Mix the reaction thoroughly and centrifuge briefly. Add 60 microliters of pre-library reaction mix into the pre-treated medium sample. After mixing it thoroughly by pipetting, centrifuge immediately for two to three seconds at 200 G.Place the PCR tube in the pre-heated sample prep station.
Run the pre-library program and hold at four degrees Celsius. Prepare a master mix for the library reaction by adding 1.6 microliters of library enzyme mix to 60 microliters of library buffer. Mix the reaction thoroughly and centrifuge as demonstrated previously.
Add 60 microliters of the library reaction mix and two microliters of the barcode primer to each pre-library product. Then mix the reaction thoroughly and centrifuge as demonstrated. After centrifugation, place the PCR tube in the thermal cycler.

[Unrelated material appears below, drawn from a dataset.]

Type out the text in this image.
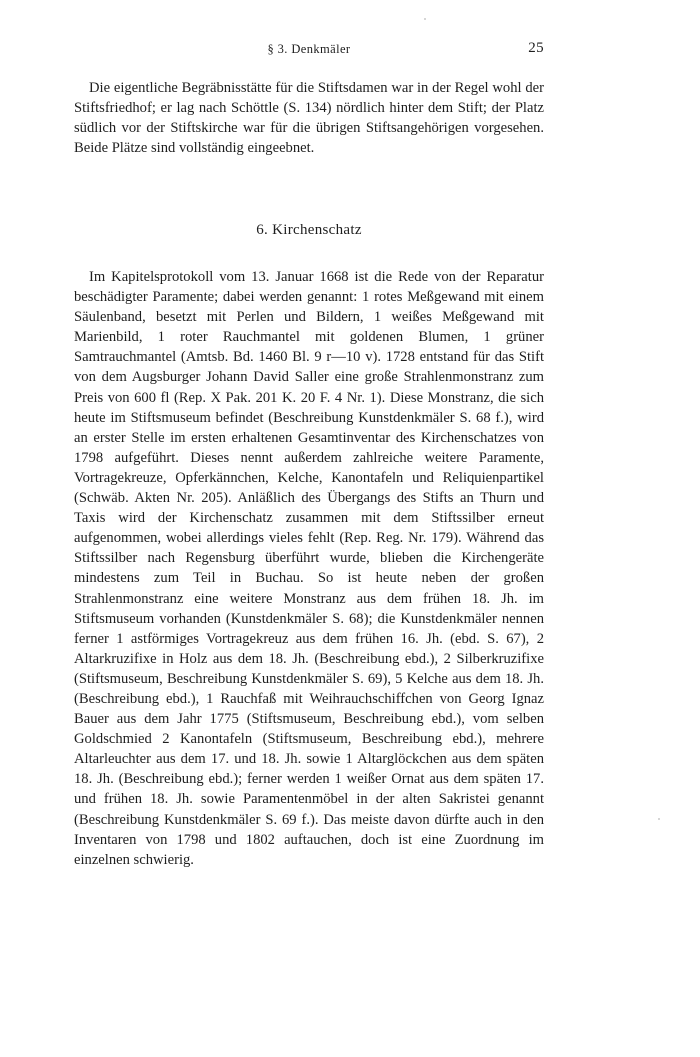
§ 3. Denkmäler	25

Die eigentliche Begräbnisstätte für die Stiftsdamen war in der Regel wohl der Stiftsfriedhof; er lag nach Schöttle (S. 134) nördlich hinter dem Stift; der Platz südlich vor der Stiftskirche war für die übrigen Stiftsangehörigen vorgesehen. Beide Plätze sind vollständig eingeebnet.

6. Kirchenschatz

Im Kapitelsprotokoll vom 13. Januar 1668 ist die Rede von der Reparatur beschädigter Paramente; dabei werden genannt: 1 rotes Meßgewand mit einem Säulenband, besetzt mit Perlen und Bildern, 1 weißes Meßgewand mit Marienbild, 1 roter Rauchmantel mit goldenen Blumen, 1 grüner Samtrauchmantel (Amtsb. Bd. 1460 Bl. 9 r—10 v). 1728 entstand für das Stift von dem Augsburger Johann David Saller eine große Strahlenmonstranz zum Preis von 600 fl (Rep. X Pak. 201 K. 20 F. 4 Nr. 1). Diese Monstranz, die sich heute im Stiftsmuseum befindet (Beschreibung Kunstdenkmäler S. 68 f.), wird an erster Stelle im ersten erhaltenen Gesamtinventar des Kirchenschatzes von 1798 aufgeführt. Dieses nennt außerdem zahlreiche weitere Paramente, Vortragekreuze, Opferkännchen, Kelche, Kanontafeln und Reliquienpartikel (Schwäb. Akten Nr. 205). Anläßlich des Übergangs des Stifts an Thurn und Taxis wird der Kirchenschatz zusammen mit dem Stiftssilber erneut aufgenommen, wobei allerdings vieles fehlt (Rep. Reg. Nr. 179). Während das Stiftssilber nach Regensburg überführt wurde, blieben die Kirchengeräte mindestens zum Teil in Buchau. So ist heute neben der großen Strahlenmonstranz eine weitere Monstranz aus dem frühen 18. Jh. im Stiftsmuseum vorhanden (Kunstdenkmäler S. 68); die Kunstdenkmäler nennen ferner 1 astförmiges Vortragekreuz aus dem frühen 16. Jh. (ebd. S. 67), 2 Altarkruzifixe in Holz aus dem 18. Jh. (Beschreibung ebd.), 2 Silberkruzifixe (Stiftsmuseum, Beschreibung Kunstdenkmäler S. 69), 5 Kelche aus dem 18. Jh. (Beschreibung ebd.), 1 Rauchfaß mit Weihrauchschiffchen von Georg Ignaz Bauer aus dem Jahr 1775 (Stiftsmuseum, Beschreibung ebd.), vom selben Goldschmied 2 Kanontafeln (Stiftsmuseum, Beschreibung ebd.), mehrere Altarleuchter aus dem 17. und 18. Jh. sowie 1 Altarglöckchen aus dem späten 18. Jh. (Beschreibung ebd.); ferner werden 1 weißer Ornat aus dem späten 17. und frühen 18. Jh. sowie Paramentenmöbel in der alten Sakristei genannt (Beschreibung Kunstdenkmäler S. 69 f.). Das meiste davon dürfte auch in den Inventaren von 1798 und 1802 auftauchen, doch ist eine Zuordnung im einzelnen schwierig.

Run the library preparation program and then hold at four degrees Celsius. Prepare the reagents and tools. Add the prepared 1X prepared mega beads to the library sample.
Quantify the purified libraries as described in the text manuscript and use 10 nanograms of each library sample for pooling. Refer to the sequencing user guide and perform data analysis after sequencing is completed. Enter the user's name and password on the login page for data analysis in ChromGo.

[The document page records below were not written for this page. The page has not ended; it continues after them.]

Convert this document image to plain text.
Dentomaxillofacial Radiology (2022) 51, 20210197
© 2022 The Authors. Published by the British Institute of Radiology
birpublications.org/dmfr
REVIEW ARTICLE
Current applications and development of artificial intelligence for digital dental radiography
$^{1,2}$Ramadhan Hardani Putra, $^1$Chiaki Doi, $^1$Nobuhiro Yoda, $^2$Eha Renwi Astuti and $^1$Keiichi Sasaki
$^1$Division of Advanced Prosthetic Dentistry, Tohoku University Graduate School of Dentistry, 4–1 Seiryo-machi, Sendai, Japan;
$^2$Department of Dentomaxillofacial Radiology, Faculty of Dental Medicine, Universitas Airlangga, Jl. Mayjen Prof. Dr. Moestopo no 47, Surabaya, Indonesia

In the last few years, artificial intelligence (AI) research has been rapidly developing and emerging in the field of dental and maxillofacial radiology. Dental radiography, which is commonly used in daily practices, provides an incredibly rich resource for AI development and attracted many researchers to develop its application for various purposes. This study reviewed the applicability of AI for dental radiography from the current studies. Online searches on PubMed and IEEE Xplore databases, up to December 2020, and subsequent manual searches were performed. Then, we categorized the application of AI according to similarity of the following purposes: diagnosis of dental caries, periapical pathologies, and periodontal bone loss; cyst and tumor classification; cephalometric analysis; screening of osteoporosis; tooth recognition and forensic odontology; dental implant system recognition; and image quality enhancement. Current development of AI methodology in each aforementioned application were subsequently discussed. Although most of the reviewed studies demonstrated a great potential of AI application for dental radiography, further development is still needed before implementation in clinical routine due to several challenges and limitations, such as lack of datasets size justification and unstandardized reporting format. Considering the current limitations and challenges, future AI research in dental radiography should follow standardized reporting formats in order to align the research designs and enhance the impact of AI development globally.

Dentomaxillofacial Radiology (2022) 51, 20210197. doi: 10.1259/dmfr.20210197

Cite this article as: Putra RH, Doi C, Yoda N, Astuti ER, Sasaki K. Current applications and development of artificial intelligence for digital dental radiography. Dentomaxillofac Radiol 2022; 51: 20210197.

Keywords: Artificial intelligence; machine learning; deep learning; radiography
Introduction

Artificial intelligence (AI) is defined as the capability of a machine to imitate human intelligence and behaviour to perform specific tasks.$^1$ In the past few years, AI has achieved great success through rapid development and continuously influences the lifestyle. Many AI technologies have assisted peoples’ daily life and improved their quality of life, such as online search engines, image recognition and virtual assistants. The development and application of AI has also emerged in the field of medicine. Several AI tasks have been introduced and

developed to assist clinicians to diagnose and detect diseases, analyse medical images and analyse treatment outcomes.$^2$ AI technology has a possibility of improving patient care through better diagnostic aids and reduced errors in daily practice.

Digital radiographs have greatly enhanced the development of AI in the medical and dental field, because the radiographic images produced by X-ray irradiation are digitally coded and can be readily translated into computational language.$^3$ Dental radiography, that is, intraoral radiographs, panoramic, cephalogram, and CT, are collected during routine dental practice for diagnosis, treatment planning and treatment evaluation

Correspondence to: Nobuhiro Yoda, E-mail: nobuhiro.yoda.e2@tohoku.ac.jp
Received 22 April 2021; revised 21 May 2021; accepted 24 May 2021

Once logged in, click Create Submission under the NICS tab. Then choose NGS for the Platform, Illumina for Corporation, and NICSInst for the Reagent. Enter the project information in the box under Project ID.Set the analysis preferences and upload the files.
Once all sequencing files are successfully uploaded, click Submit to start the analysis. The submitted projects are listed under the View Submissions tab. Click the Show button in the Report field to view the summary table of the NICS analysis.
Click the Export Report button to save the reports. Six blastocysts were obtained from patients and NICS was performed on all six embryos from day four to day five medium. The chromosome abnormalities caused by parents'balanced translocation were detected in five of the chromosomes using the NICS assay and therefore, they were not used for transfer.
The NICS results of the two embryos showed the same karyotype 45 XN and chromosome 18 deletion were both chromosome 18 deletions. The karyotype 46 XN short arm of the chromosome one region deletion was only the short arm of the chromosome region deletion. The NICS results showed karyotype 46 XN with the long arm of chromosome 18 region deletion and the short arm of chromosome one region duplication.
Although the karyotypes were chromosome five duplications and showed eight mosaic differences, the NICS assay could screen all 24 chromosomes for aneuploidy. This process provides a new method for transferring single normal karyotype blastocysts. While attempting this procedure, it's important to remember to completely remove the cumular cells to avoid the maternal origin contamination and collect the culture medium and the expounded blastocyst stage when the DNA content is enough for amplification.
By using NICS technology, the present study streamlined the WGA and the WGS library preparation steps in about three hours and opt in CCS result non-invasively in about nine hours. After its development, the technique provided clinician in ART a novel way to combine morphological assessment with NICS to transfer aploidy embryo with good morphology into the uterus might improve the ongoing pregnancy rates and live birth rates.